One notable limitation of EBUS is its limited capacity to examine lesions located near the central airway. Additionally, the image quality is often suboptimal due to the lower frequency of EBUS ( 6 , 32 ).

Therapeutic application of EBUS

In recent decades, there has been a significant advancement in our understanding of lung cancer, leading to an expanded range of treatment options. Intratumoral therapy presents a viable approach in these circumstances, as it has promise in circumventing checkpoint resistance and reducing systemic side effects ( 45 ). The volume of studies investigating the use of chemotherapy and immunotherapy, or a combination of both, to target endobronchial or peribronchial lesions using EBUS is growing steadily ( 45 , 46 ). While EBUS enables precise real-time needle placement into the intended lesion, challenges remain regarding optimal positioning, necessary dosage, and the potential risk of drug retention ( 47 ).

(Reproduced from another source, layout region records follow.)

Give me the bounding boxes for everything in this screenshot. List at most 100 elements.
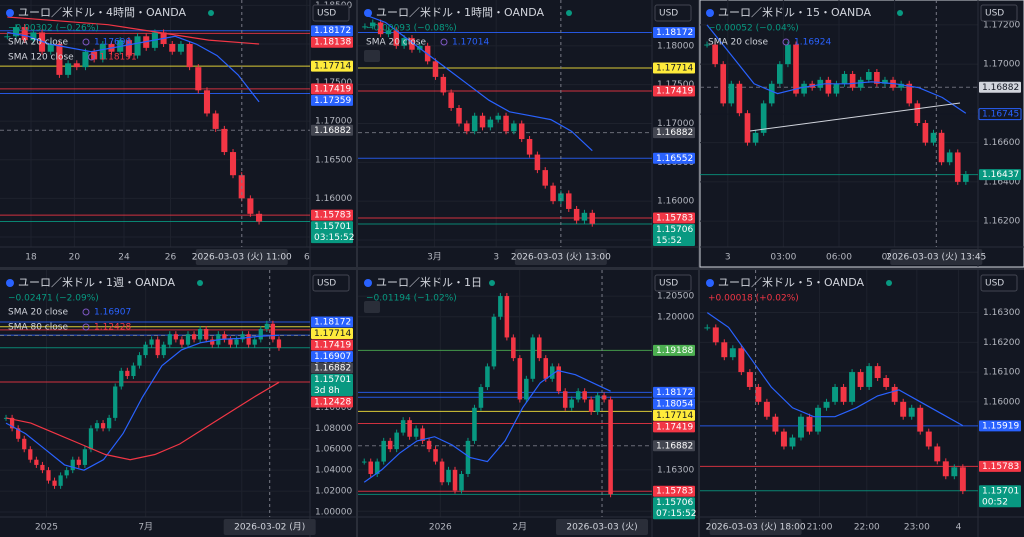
candle [99, 43, 106, 60]
candle [558, 193, 564, 202]
candle [16, 428, 21, 439]
candle [22, 438, 27, 450]
currency-label[interactable]: USD [659, 279, 678, 289]
currency-label[interactable]: USD [659, 9, 678, 19]
indicator-icon [82, 323, 90, 331]
price-change: −0.00302 (−0.26%) [8, 24, 99, 34]
currency-button[interactable] [654, 4, 692, 22]
candle [504, 296, 510, 338]
price-tag-label: 1.18138 [314, 38, 351, 48]
currency-label[interactable]: USD [317, 9, 336, 19]
panel-background [0, 270, 356, 537]
candle [806, 416, 813, 432]
candle [785, 44, 791, 65]
price-tag [653, 440, 695, 452]
price-tag-label: 1.16437 [982, 170, 1019, 180]
cursor-label: 2026-03-02 (月) [234, 522, 305, 533]
chart-title[interactable]: ユーロ／米ドル・15・OANDA [718, 6, 871, 19]
candle [393, 30, 400, 46]
candle [569, 399, 574, 408]
candle [195, 67, 202, 91]
collapse-button[interactable] [364, 301, 380, 313]
chart-title[interactable]: ユーロ／米ドル・5・OANDA [718, 276, 864, 289]
candle [938, 132, 945, 163]
chart-panel[interactable]: 1.140001.100001.080001.060001.040001.020… [0, 270, 356, 537]
indicator-name[interactable]: SMA 20 close [708, 38, 768, 48]
price-tag [653, 344, 695, 356]
candle [21, 27, 28, 41]
price-tag-label: 1.18054 [656, 399, 693, 409]
currency-button[interactable] [980, 4, 1018, 22]
price-tag-label: 1.15701 [314, 375, 351, 385]
candle [119, 370, 124, 387]
indicator-name[interactable]: SMA 80 close [8, 323, 68, 333]
candle [191, 334, 197, 340]
moving-average-line [364, 14, 593, 152]
candle [137, 355, 142, 366]
candle [744, 113, 751, 143]
indicator-icon [82, 38, 90, 46]
candle [866, 366, 873, 387]
collapse-button[interactable] [364, 50, 380, 62]
chart-panel[interactable]: 1.185001.180001.175001.170001.165001.160… [0, 0, 356, 267]
indicator-name[interactable]: SMA 120 close [8, 53, 74, 63]
indicator-name[interactable]: SMA 20 close [8, 38, 68, 48]
candle [143, 344, 148, 356]
candle [173, 334, 178, 340]
currency-button[interactable] [980, 274, 1018, 292]
symbol-icon [364, 9, 372, 17]
chart-panel[interactable]: 1.17200 1.17000 1.16600 1.16400 1.16200 3 03:0… [699, 0, 1024, 268]
cursor-label: 2026-03-03 (火) 13:00 [511, 252, 611, 263]
candle [562, 391, 568, 408]
y-tick-label: 1.17200 [983, 20, 1020, 30]
currency-label[interactable]: USD [985, 9, 1004, 19]
status-dot [197, 280, 203, 286]
currency-label[interactable]: USD [317, 279, 336, 289]
x-tick-label: 2025 [35, 523, 58, 533]
chart-title[interactable]: ユーロ／米ドル・1週・OANDA [18, 276, 175, 289]
price-tag-label: 1.18172 [314, 26, 351, 36]
candle [471, 115, 478, 132]
indicator-name[interactable]: SMA 20 close [366, 38, 426, 48]
candle [203, 90, 211, 114]
chart-panel[interactable]: 1.16300 1.16200 1.16100 1.16000 21:00 22:00 23… [700, 270, 1024, 537]
candle [906, 83, 913, 104]
candle [247, 198, 254, 214]
panel-background [358, 270, 698, 537]
indicator-icon [782, 38, 790, 46]
candle [221, 128, 228, 153]
currency-button[interactable] [654, 274, 692, 292]
candle [841, 73, 848, 84]
cursor-label-box [514, 249, 607, 265]
candle [64, 470, 69, 476]
currency-button[interactable] [312, 274, 350, 292]
candle [524, 378, 529, 400]
candle [56, 43, 63, 75]
candle [487, 119, 494, 128]
price-tag [653, 421, 695, 433]
chart-title[interactable]: ユーロ／米ドル・1時間・OANDA [376, 6, 544, 19]
price-tag-timer: 03:15:52 [314, 233, 354, 243]
candle [526, 139, 533, 155]
candle [608, 399, 613, 495]
price-tag-label: 1.12428 [314, 397, 351, 407]
chart-panel[interactable]: 1.205001.200001.163001.1530020262月2026-0… [358, 270, 698, 537]
candle [954, 152, 961, 182]
candle [712, 327, 719, 343]
indicator-value: 1.16924 [794, 38, 831, 48]
chart-title[interactable]: ユーロ／米ドル・1日 [376, 276, 482, 289]
chart-title[interactable]: ユーロ／米ドル・4時間・OANDA [18, 6, 186, 19]
currency-label[interactable]: USD [985, 279, 1004, 289]
candle [246, 334, 251, 345]
indicator-icon [440, 38, 448, 46]
symbol-icon [6, 9, 14, 17]
price-tag [653, 398, 695, 410]
candle [485, 366, 490, 388]
indicator-name[interactable]: SMA 20 close [8, 308, 68, 318]
candle [52, 480, 57, 486]
candle [258, 328, 263, 340]
price-tag-timer: 00:52 [982, 497, 1008, 507]
candle [581, 212, 588, 221]
chart-panel[interactable]: 1.180001.175001.170001.165001.160001.155… [358, 0, 698, 267]
currency-button[interactable] [312, 4, 350, 22]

EBUS is also employed for precise placement of fiducial markers, aiding in tracking for patients undergoing stereotactic radiation therapy for mediastinal and lung malignancies ( 48 , 49 ). In Majid et al. study, 51 fiducial markers were deployed in 37 patients via CP-EBUS guidance. Out of 37 patients, five necessitated a second procedure due to the unsuccessful placement of a fiducial marker. In this study, the median dimension of the lesion was recorded as 2.2 cm (IQR 0.4-3.3), and the median distance from the central airway was found to be 2.4 cm (IQR 0-3.4) ( 50 ). DeWitt and colleagues reported a retrospective study on endoscopic ultrasound guidance to drain pleural effusion. This study successfully utilized the EBUS scope in nine instances to insert into the esophagus and effectively drain pleural effusion. This procedure yielded sufficient samples for cytological investigation, demonstrating its efficacy without notable problems ( 51 ). Similarly, Cocciardi et al. conducted drainage of a loculated pleural effusion that could not be addressed through conventional thoracentesis ( 52 ). Additionally, aspiration of posteriorly loculated pericardial effusion via endobronchial ultrasound-guided approach was described in different case reports ( 53 , 54 ).

Other applications

EBUS has also been employed to sample pleural and pericardial lesions beyond effusions. Kassirer et al. reported a case that underwent pleural biopsy using EBUS with an esophageal approach ( 55 ). Hossain et al. described a patient in whom EBUS was utilized to diagnose pericardial mass ( 56 ). In previous reports, EBUS was used to diagnose thyroid nodules ( 57 , 58 ). Casal et al. documented 12 patients in which thyroid biopsies were conducted via CP-EBUS TBNA ( 59 ). The utilization of EBUS also provides microbiological assessment in pulmonary diseases. EBUS-TBNA is a diagnostic technique that effectively identifies pulmonary TB and tuberculosis lymphadenitis. The acquisition of sufficient lymphocytic material is beneficial for testing for acid-fast bacilli through staining and subsequent examination to determine the presence of necrotizing granulomas ( 60 , 61 ). A meta-analysis including eight studies with 809 patients revealed that the combined sensitivity and specificity values for diagnosing intrathoracic tuberculosis using EBUS-TBNA were 0.80 and 1.00, respectively. Still, the pooled sensitivity was more remarkable, at 0.87 ( 62 ). Using EBUS also enables obtaining material for fungal culture, so prompt detection of fungal infections such as histoplasmosis, mucormycosis, and coccidioidomycosis ( 63 , 64 , 65 , 66 ).

In summary, CP-EBUS serves to evaluate mediastinal lesions, provide guidance for needle aspiration, and explore the neighboring vascular structures close to the airway. Furthermore, it holds potential for therapeutic applications for pulmonary diseases. The increasing demand for tissue samples for diagnostic assessment and the expanding understanding of the pathological and molecular characteristics of lung cancer will further propel the advancement of the endobronchial ultrasound scope as a pivotal diagnostic tool in diverse pulmonary conditions.